Hound-of-chulainn said:


> Oh, you don't need to add the full url to your FA page in your bio. Yours is going to "Lightly"'s page instead right now 'cause it hit the character limit.
> They should really update that to make it less confusing for people. ^_^"


I would have never even noticed that, thanks for pointing it out! Just updated it along with my Discord name


----------



## LameFox (Jan 3, 2022)

lol. I had wondered why that was empty, considering the thread.


----------



## Seabear24 (Jan 16, 2022)

Ive also been trying to make art friends @-@ 
I feel like its hard because the usual group I run with is so 'artistic chatty' but rarely shows work for it if that makes sense? But heres a few of my pieces. Im not really a good furry artist but i can draw dragons haha


----------



## Hoodwinks (Jan 17, 2022)

Hey there! 

I'm not very active in groups. I tend to post my art on my socials and run for the hills on most days haha. That being said, I'm pretty active in non-art spheres and chatty on here, so feel free to share your work! A bunch of us are always pretty keen to offer tips and pointers if the thread owner requests it


----------



## lightlyused (Jan 19, 2022)

Hoodwinks said:


> Hey there!
> 
> I'm not very active in groups. I tend to post my art on my socials and run for the hills on most days haha. That being said, I'm pretty active in non-art spheres and chatty on here, so feel free to share your work! A bunch of us are always pretty keen to offer tips and pointers if the thread owner requests it


Woohoo! also sorry it took a couple days to respond-
I just got back from vacation! My Furaffinity is https://www.furaffinity.net/user/lightlyused/ if you wanna take a look


----------



## lightlyused (Jan 19, 2022)

Seabear24 said:


> Ive also been trying to make art friends @-@
> I feel like its hard because the usual group I run with is so 'artistic chatty' but rarely shows work for it if that makes sense? But heres a few of my pieces. Im not really a good furry artist but i can draw dragons haha


That's so good! Love your line work
I haven't done a traditional drawing in forever. I've had an ipad I've been using as a tablet for a couple of years ago and I'm spoiled


----------



## SodaTheAlien (Jan 20, 2022)

Hi! Sorry if I’m too late to this discussion but I am also an artist and would love to chat ^^ I also have a discord group I hang with if you are open to joining another one haha. Or if you just want to chat on discord my user is FurryPotato#7472 :3 hope you are healthy and happy!!  oh! Also I can be awkward at times. Hope that’s not too much of an issue!!


----------



## SodaTheAlien (Jan 20, 2022)

SodaTheAlien said:


> Hi! Sorry if I’m too late to this discussion but I am also an artist and would love to chat ^^ I also have a discord group I hang with if you are open to joining another one haha. Or if you just want to chat on discord my user is FurryPotato#7472 :3 hope you are healthy and happy!!  oh! Also I can be awkward at times. Hope that’s not too much of an issue!!
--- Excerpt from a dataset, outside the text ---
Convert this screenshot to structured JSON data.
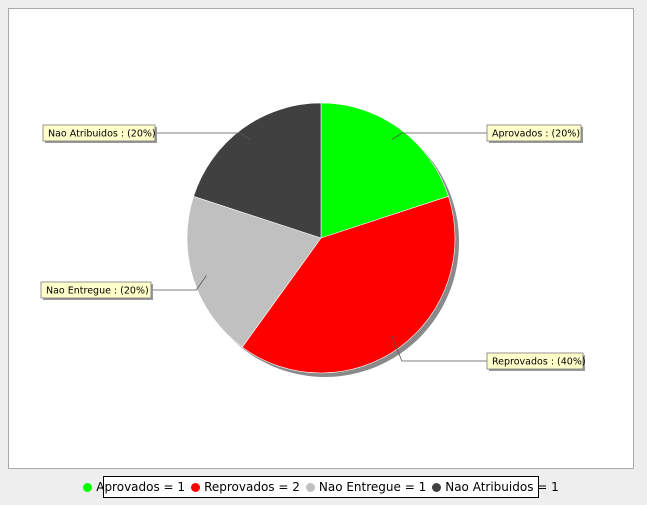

Also your art is really good! How dare you say your a beginner :0 your amazballs!


----------



## Seabear24 (Jan 20, 2022)

lightlyused said:


> That's so good! Love your line work
> I haven't done a traditional drawing in forever. I've had an ipad I've been using as a tablet for a couple of years ago and I'm spoiled


Ah, thanks so much! Yeah I'm fairly new to digital myself, but it's def fun. It's easier to sketch, that's for sure. My husband bought me my first tablet a few years ago but I didn't really start to break into it until just the last year or so. It's a learning experience. It makes for more refining which is nice, there's a lot of things that digital allows that you just can't replicate in traditional


----------



## lightlyused (Jan 21, 2022)

SodaTheAlien said:


> Hi! Sorry if I’m too late to this discussion but I am also an artist and would love to chat ^^ I also have a discord group I hang with if you are open to joining another one haha. Or if you just want to chat on discord my user is FurryPotato#7472 :3 hope you are healthy and happy!!  oh! Also I can be awkward at times. Hope that’s not too much of an issue!!


I'll add you!


----------



## SodaTheAlien (Jan 21, 2022)

oki! ^^


----------



## Aquasystem (Jan 22, 2022)

lightlyused said:


> Hello! I was wondering if any artists on the site enjoy networking/trading tips/etc? To be totally honest I've fairly new to the site and fandom in general and would love to meet someone who's got a little more experience navigating the community.
> 
> Not totally sure if I have a specific questions, but I'd love any advice/critiques other artists have of my work!


hey hey im new too! made this account yesterday and in search of connections with other artists from this community! it's nice to meet you and i adore your art,if you have an FA account if you want we can watch each other there i have discord too if you wanna but i prefer if i just dm it to you instead of sending it in a public forum :0


----------



## Aquasystem (Jan 22, 2022)

Seabear24 said:


> Ive also been trying to make art friends @-@
> I feel like its hard because the usual group I run with is so 'artistic chatty' but rarely shows work for it if that makes sense? But heres a few of my pieces. Im not really a good furry artist but i can draw dragons haha


we can be friends also ur art is cool >:0


----------



## Seabear24 (Jan 22, 2022)

Aquasystem said:


> we can be friends also ur art is cool >:0


Ah thanks so much! My handle on FA is the same as here haha, feel free to add me if you want! I kind of lurk the forums but im not really active in any one area, though i do have a discord im on pretty consistently


----------